The World Bank noted in its latest Gulf Economic Update study, titled ‘COVID-19 Pandemic and the Road to Diversification,’ that the GCC economies are expected to return to an aggressive growth path.
‘Oman’s economy is expected to recover in 2021, albeit at a weak 2.5 percent growth rate, as a large infrastructure investment program finds traction, following a significant fall in 2020. Over the predicted period (2021-2023), medium-term growth is expected to average 5.3 percent,’ according to the research.
According to the World Bank, Oman’s economy would rebound significantly in 2022, with 6.5 percent growth, the fastest among the GCC countries.
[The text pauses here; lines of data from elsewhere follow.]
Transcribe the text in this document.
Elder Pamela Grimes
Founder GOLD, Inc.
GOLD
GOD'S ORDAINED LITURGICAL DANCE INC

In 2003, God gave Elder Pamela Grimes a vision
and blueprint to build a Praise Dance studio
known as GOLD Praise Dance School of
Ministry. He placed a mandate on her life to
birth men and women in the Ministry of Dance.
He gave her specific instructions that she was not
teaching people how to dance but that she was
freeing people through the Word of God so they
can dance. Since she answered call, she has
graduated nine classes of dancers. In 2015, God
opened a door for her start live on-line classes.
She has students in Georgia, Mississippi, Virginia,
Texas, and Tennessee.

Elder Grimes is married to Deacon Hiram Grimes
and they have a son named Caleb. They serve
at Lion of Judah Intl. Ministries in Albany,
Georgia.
According to the bank, the sultanate’s economy will rise by 4.2 percent in 2023.
According to the World Bank, the COVID-19 pandemic, as well as the decline in global oil demand and prices, has caused a health crisis and a commodity market shock in the GCC countries, resulting in a 4.8 percent GDP contraction in 2020.
According to the bank, Oman’s GDP growth in 2020 will be negative 6.3%.
According to the World Bank, Oman’s non-oil economy will contract by 9% in 2020 compared to 2019. The non-oil economy’s mainstay, the services sector, contracted across the board, dragged down by lockdowns, travel bans, and supply chain disruptions.
It will be in the past and all dificts will start declining
According to the World Bank, the gradual implementation of reforms under the Medium-Term Fiscal Plan (2020–2024) should help Oman reduce its fiscal deficit over the forecast period.
‘The implementation of a 5% value-added tax in April 2021 is expected to increase revenues beginning in 2021. Revenues will also be supported by higher oil prices and increased gas production over the forecast period, as well as proceeds from planned privatisations of some oil and utility assets,’ the bank said.
According to the World Bank, Oman’s fiscal deficit is expected to be reduced to 3.3% of GDP by 2023. ‘However, the deficits imply that Oman’s debt ratio will remain elevated, at around 70% of GDP over the forecast period, and debt servicing costs will remain high.’